Starring: Campbell Scott, Jesse Eisenberg
Director: Dylan Kidd
Rated: R
RunTime: 104 Minutes
Release Date: October 2002
Genres: Comedy, Drama

*Also starring: Elizabeth Berkley, Jennifer Beals, Isabella Rossellini, Mina Badie

Review by Steve Rhodes
3½ stars out of 4

Dylan Kidd's ROGER DODGER is a deliciously caustic blend of MY DINNER WITH ANDRE, IN THE COMPANY OF MEN and TADPOLE. The script, delivered with machine gun cadence, is so sharp that it's a lethal weapon. Think of ROGER DODGER as the date movie that Franz Kafka would have made.

The mesmerizing story concerns a misogynistic extrovert named Roger (Campbell Scott) who thinks that he is God's gift to women. Believing himself to be a great intellect, he loves to spout cheap analysis of the world's problems. In the opening, after a lengthy diatribe on the sorry state of men and women today, he concludes, "Ten or fifteen generations from now, men will be reduced to servitude." His pickup lines for women at bars are so sarcastic and humiliating that they frequently get him thrown out into the street. Like Aaron Eckhart's frightening performance in Neil LeBute's IN THE COMPANY OF MEN, Scott turns in such a masterful piece of acting as a slime ball that you wish he'd give up his career as a good guy and turn totally to the dark side.

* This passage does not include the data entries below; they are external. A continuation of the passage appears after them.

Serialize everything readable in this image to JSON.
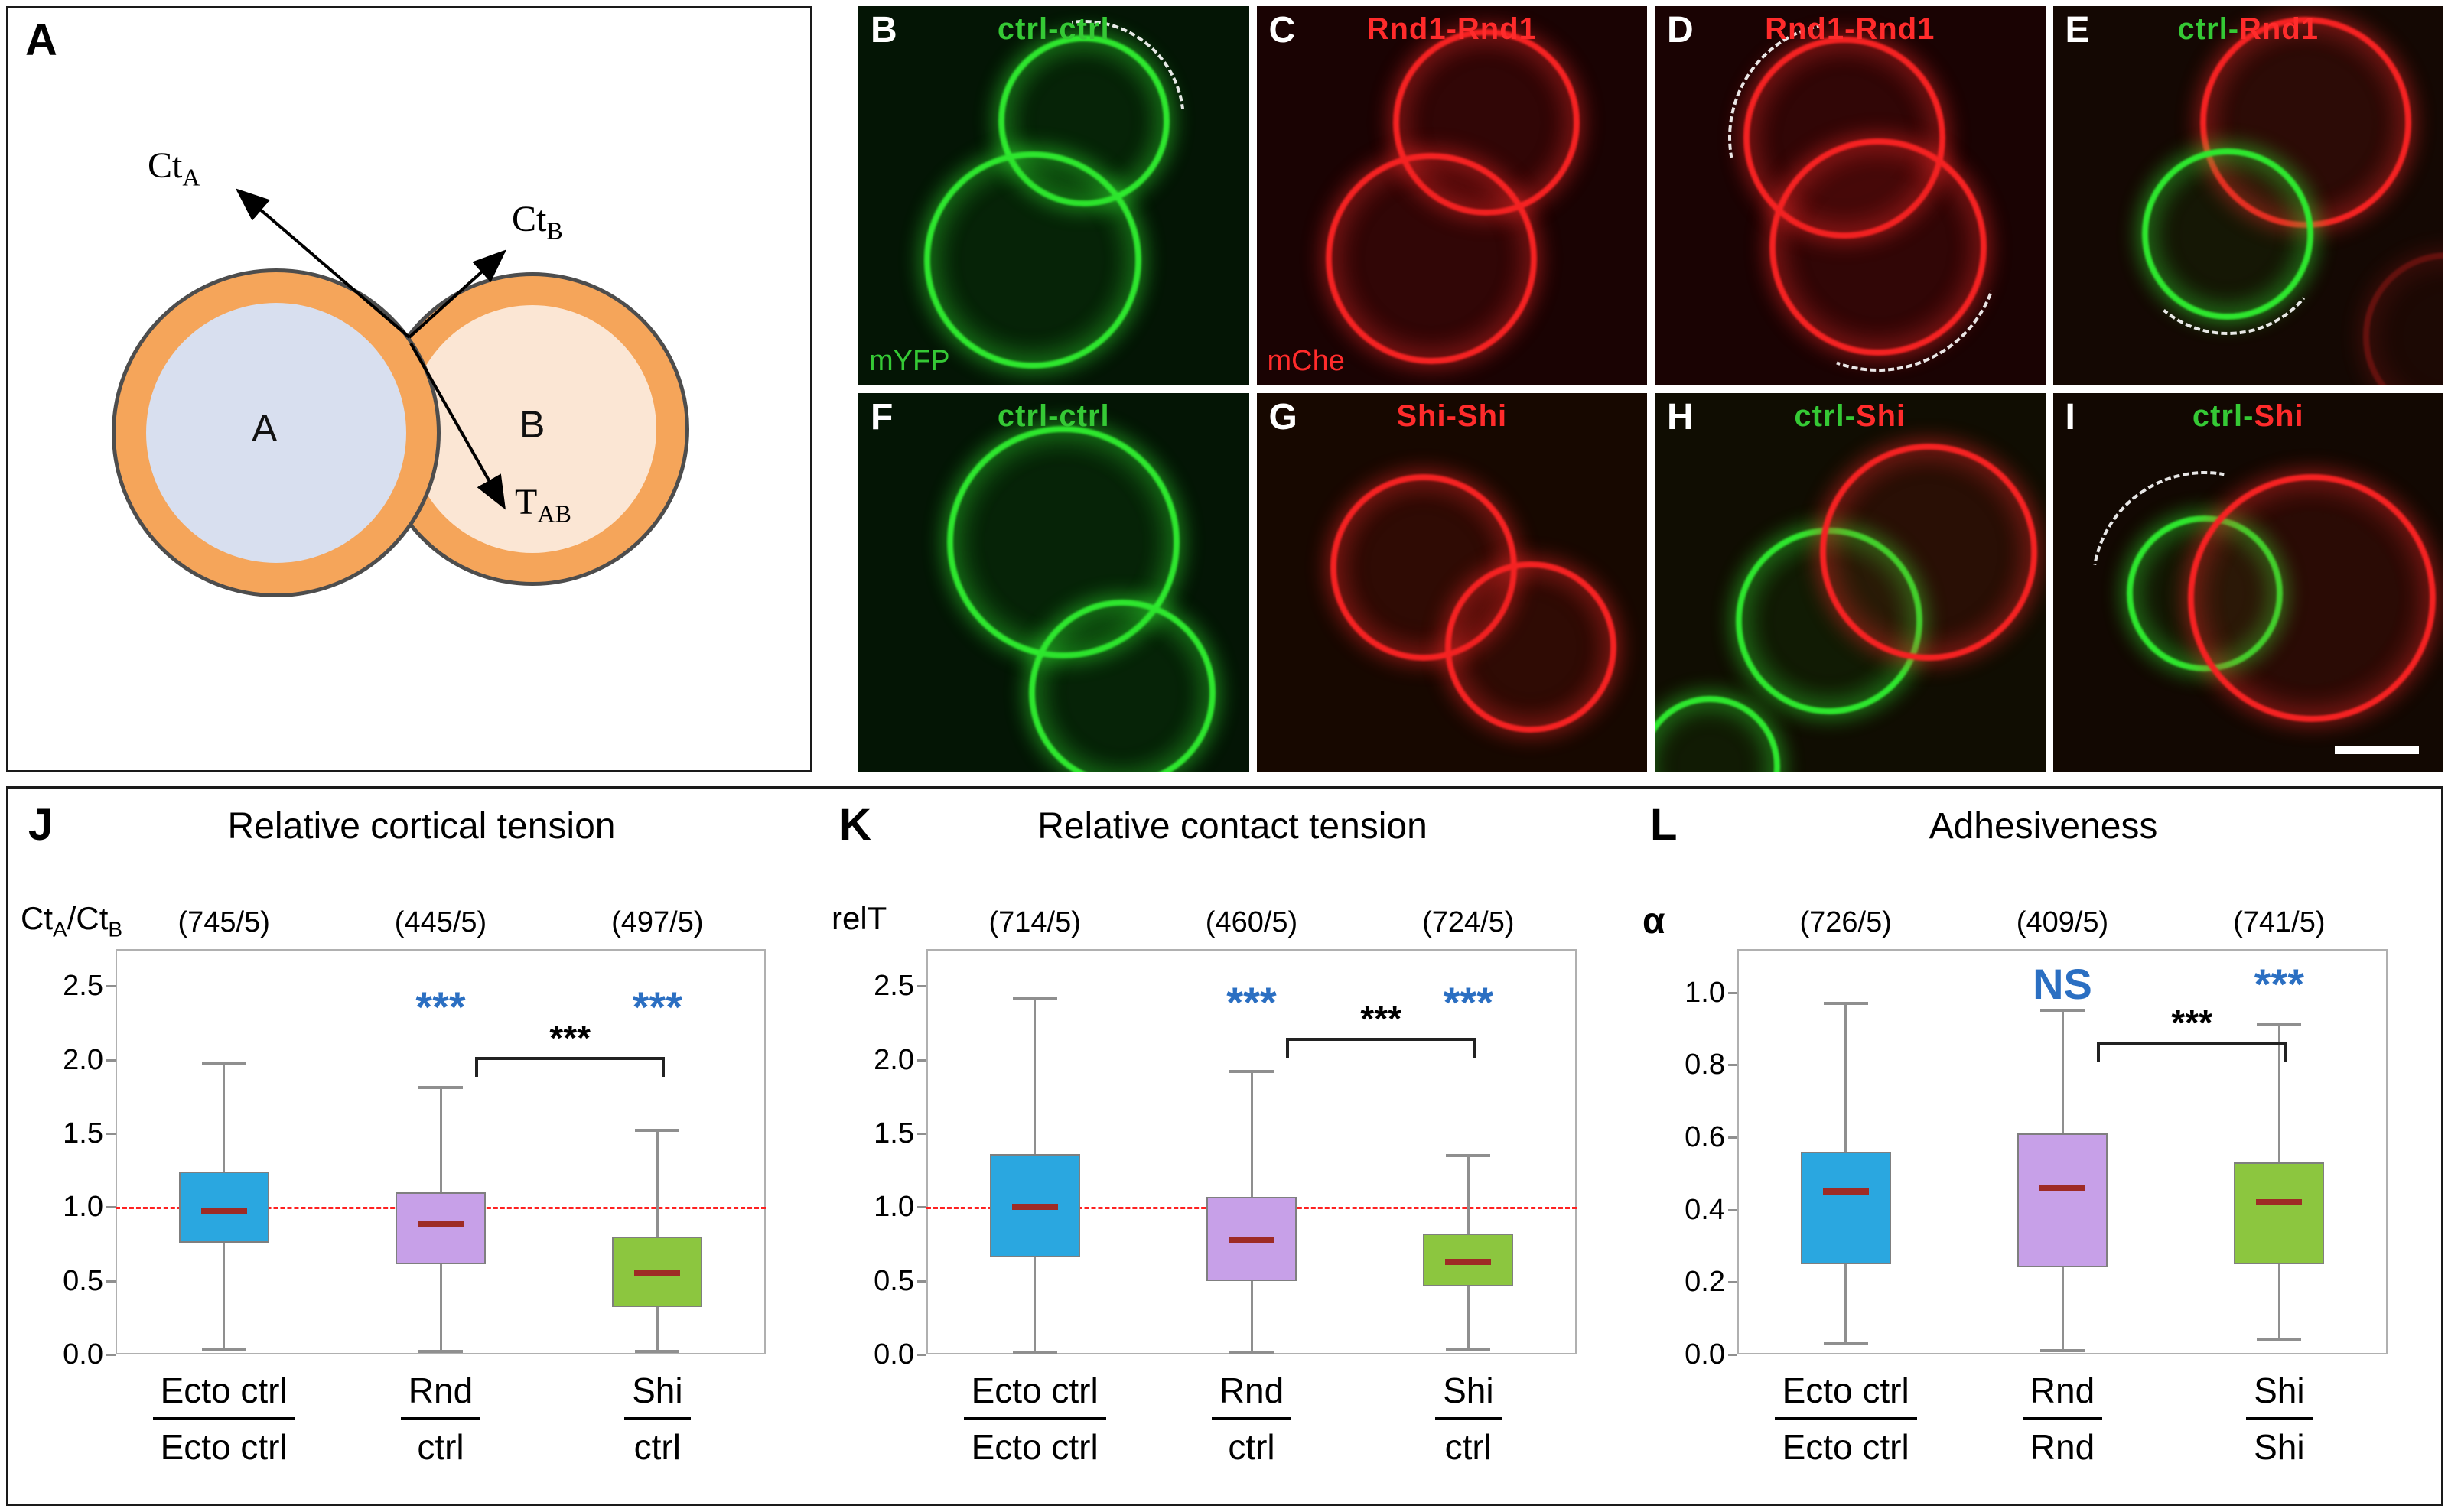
{
  "diagram": {
    "panel_letter": "A",
    "cell_a_label": "A",
    "cell_b_label": "B",
    "arrow_labels": {
      "ct_a": {
        "main": "Ct",
        "sub": "A"
      },
      "ct_b": {
        "main": "Ct",
        "sub": "B"
      },
      "t_ab": {
        "main": "T",
        "sub": "AB"
      }
    }
  },
  "micro_panels": [
    {
      "letter": "B",
      "caption_parts": [
        {
          "text": "ctrl-ctrl",
          "color": "#35C935"
        }
      ],
      "corner_label": {
        "text": "mYFP",
        "color": "#35C935"
      }
    },
    {
      "letter": "C",
      "caption_parts": [
        {
          "text": "Rnd1-Rnd1",
          "color": "#FF2B2B"
        }
      ],
      "corner_label": {
        "text": "mChe",
        "color": "#FF2B2B"
      }
    },
    {
      "letter": "D",
      "caption_parts": [
        {
          "text": "Rnd1-Rnd1",
          "color": "#FF2B2B"
        }
      ]
    },
    {
      "letter": "E",
      "caption_parts": [
        {
          "text": "ctrl",
          "color": "#35C935"
        },
        {
          "text": "-",
          "color": "#35C935"
        },
        {
          "text": "Rnd1",
          "color": "#FF2B2B"
        }
      ]
    },
    {
      "letter": "F",
      "caption_parts": [
        {
          "text": "ctrl-ctrl",
          "color": "#35C935"
        }
      ]
    },
    {
      "letter": "G",
      "caption_parts": [
        {
          "text": "Shi-Shi",
          "color": "#FF2B2B"
        }
      ]
    },
    {
      "letter": "H",
      "caption_parts": [
        {
          "text": "ctrl",
          "color": "#35C935"
        },
        {
          "text": "-",
          "color": "#35C935"
        },
        {
          "text": "Shi",
          "color": "#FF2B2B"
        }
      ]
    },
    {
      "letter": "I",
      "caption_parts": [
        {
          "text": "ctrl",
          "color": "#35C935"
        },
        {
          "text": "-",
          "color": "#35C935"
        },
        {
          "text": "Shi",
          "color": "#FF2B2B"
        }
      ],
      "has_scalebar": true
    }
  ],
  "style": {
    "sig_blue": "#2B6FC2",
    "median_red": "#9E2B25",
    "ref_red": "#FF2222",
    "box_blue": "#2AA7E0",
    "box_purple": "#C7A0E8",
    "box_green": "#8CC63F"
  },
  "chart_data": [
    {
      "id": "J",
      "panel_label": "J",
      "type": "box",
      "title": "Relative cortical tension",
      "ylabel_parts": [
        {
          "text": "Ct"
        },
        {
          "text": "A",
          "sub": true
        },
        {
          "text": "/Ct"
        },
        {
          "text": "B",
          "sub": true
        }
      ],
      "ylabel_bold": false,
      "ylim": [
        0,
        2.75
      ],
      "yticks": [
        0.0,
        0.5,
        1.0,
        1.5,
        2.0,
        2.5
      ],
      "reference_line": 1.0,
      "counts": [
        "(745/5)",
        "(445/5)",
        "(497/5)"
      ],
      "categories": [
        {
          "num": "Ecto ctrl",
          "den": "Ecto ctrl"
        },
        {
          "num": "Rnd",
          "den": "ctrl"
        },
        {
          "num": "Shi",
          "den": "ctrl"
        }
      ],
      "boxes": [
        {
          "color": "#2AA7E0",
          "lo": 0.03,
          "q1": 0.76,
          "med": 0.97,
          "q3": 1.24,
          "hi": 1.97,
          "sig": ""
        },
        {
          "color": "#C7A0E8",
          "lo": 0.02,
          "q1": 0.61,
          "med": 0.88,
          "q3": 1.1,
          "hi": 1.81,
          "sig": "***"
        },
        {
          "color": "#8CC63F",
          "lo": 0.02,
          "q1": 0.32,
          "med": 0.55,
          "q3": 0.8,
          "hi": 1.52,
          "sig": "***"
        }
      ],
      "sig_y": 2.35,
      "bracket": {
        "from": 1,
        "to": 2,
        "label": "***",
        "y": 2.02
      }
    },
    {
      "id": "K",
      "panel_label": "K",
      "type": "box",
      "title": "Relative contact tension",
      "ylabel_parts": [
        {
          "text": "relT"
        }
      ],
      "ylabel_bold": false,
      "ylim": [
        0,
        2.75
      ],
      "yticks": [
        0.0,
        0.5,
        1.0,
        1.5,
        2.0,
        2.5
      ],
      "reference_line": 1.0,
      "counts": [
        "(714/5)",
        "(460/5)",
        "(724/5)"
      ],
      "categories": [
        {
          "num": "Ecto ctrl",
          "den": "Ecto ctrl"
        },
        {
          "num": "Rnd",
          "den": "ctrl"
        },
        {
          "num": "Shi",
          "den": "ctrl"
        }
      ],
      "boxes": [
        {
          "color": "#2AA7E0",
          "lo": 0.01,
          "q1": 0.66,
          "med": 1.0,
          "q3": 1.36,
          "hi": 2.42,
          "sig": ""
        },
        {
          "color": "#C7A0E8",
          "lo": 0.01,
          "q1": 0.5,
          "med": 0.78,
          "q3": 1.07,
          "hi": 1.92,
          "sig": "***"
        },
        {
          "color": "#8CC63F",
          "lo": 0.03,
          "q1": 0.46,
          "med": 0.63,
          "q3": 0.82,
          "hi": 1.35,
          "sig": "***"
        }
      ],
      "sig_y": 2.38,
      "bracket": {
        "from": 1,
        "to": 2,
        "label": "***",
        "y": 2.15
      }
    },
    {
      "id": "L",
      "panel_label": "L",
      "type": "box",
      "title": "Adhesiveness",
      "ylabel_parts": [
        {
          "text": "α"
        }
      ],
      "ylabel_bold": true,
      "ylim": [
        0,
        1.12
      ],
      "yticks": [
        0.0,
        0.2,
        0.4,
        0.6,
        0.8,
        1.0
      ],
      "reference_line": null,
      "counts": [
        "(726/5)",
        "(409/5)",
        "(741/5)"
      ],
      "categories": [
        {
          "num": "Ecto ctrl",
          "den": "Ecto ctrl"
        },
        {
          "num": "Rnd",
          "den": "Rnd"
        },
        {
          "num": "Shi",
          "den": "Shi"
        }
      ],
      "boxes": [
        {
          "color": "#2AA7E0",
          "lo": 0.03,
          "q1": 0.25,
          "med": 0.45,
          "q3": 0.56,
          "hi": 0.97,
          "sig": ""
        },
        {
          "color": "#C7A0E8",
          "lo": 0.01,
          "q1": 0.24,
          "med": 0.46,
          "q3": 0.61,
          "hi": 0.95,
          "sig": "NS"
        },
        {
          "color": "#8CC63F",
          "lo": 0.04,
          "q1": 0.25,
          "med": 0.42,
          "q3": 0.53,
          "hi": 0.91,
          "sig": "***"
        }
      ],
      "sig_y": 1.02,
      "bracket": {
        "from": 1,
        "to": 2,
        "label": "***",
        "y": 0.865
      }
    }
  ]
}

The story, which happens mainly over one night, concerns Roger's teaching his 16-year-old nephew, Nick (Jesse Eisenberg), how to score. A virgin, Nick is an eager but unsure pupil. (His introduction to the world of sex is handled tastefully with almost nothing shown, which is easy since the focus is completely on the dialog and not the miniscule action.) The back story about Roger's childhood sounds like it might make a great prequel.

Like a CIA operative teaching a young recruit, Roger demonstrates to Nick how to surreptitiously peer down women's blouses and up their skirts. The real battleground in Roger's war of the sexes occurs in darkly lit bars, where single women roam. The first two women that these bachelors on the town try to pick up are Andrea (Elizabeth Berkley, SHOWGIRLS) and Sophie (Jennifer Beals, FLASHDANCE). The sweetest part of the film occurs when Nick asks them about their "first time." In the show's tenderest moment, Sophie gives Roger his first time, his first time with a real kiss -- his playing of Post Office when younger is officially declared invalid.

Spending his life writing copy for commercials, Roger takes a dim view of his job. "As we speak, consumers everywhere need reminders of how fat and unattractive they are," he says in one of his parting lines. The movie, which has two more good acts after the one with Berkley and Beals, knows how to part well. Just when you think that Roger is on the ropes, he bounces back to give his all to the minor leagues to which he finds himself relegated. One can easily imagine an octogenarian Roger in a nursing home harassing everyone with a skirt.

ROGER DODGER runs 1:44. It is rated R for "sexual content and language" and would be acceptable for older teenagers.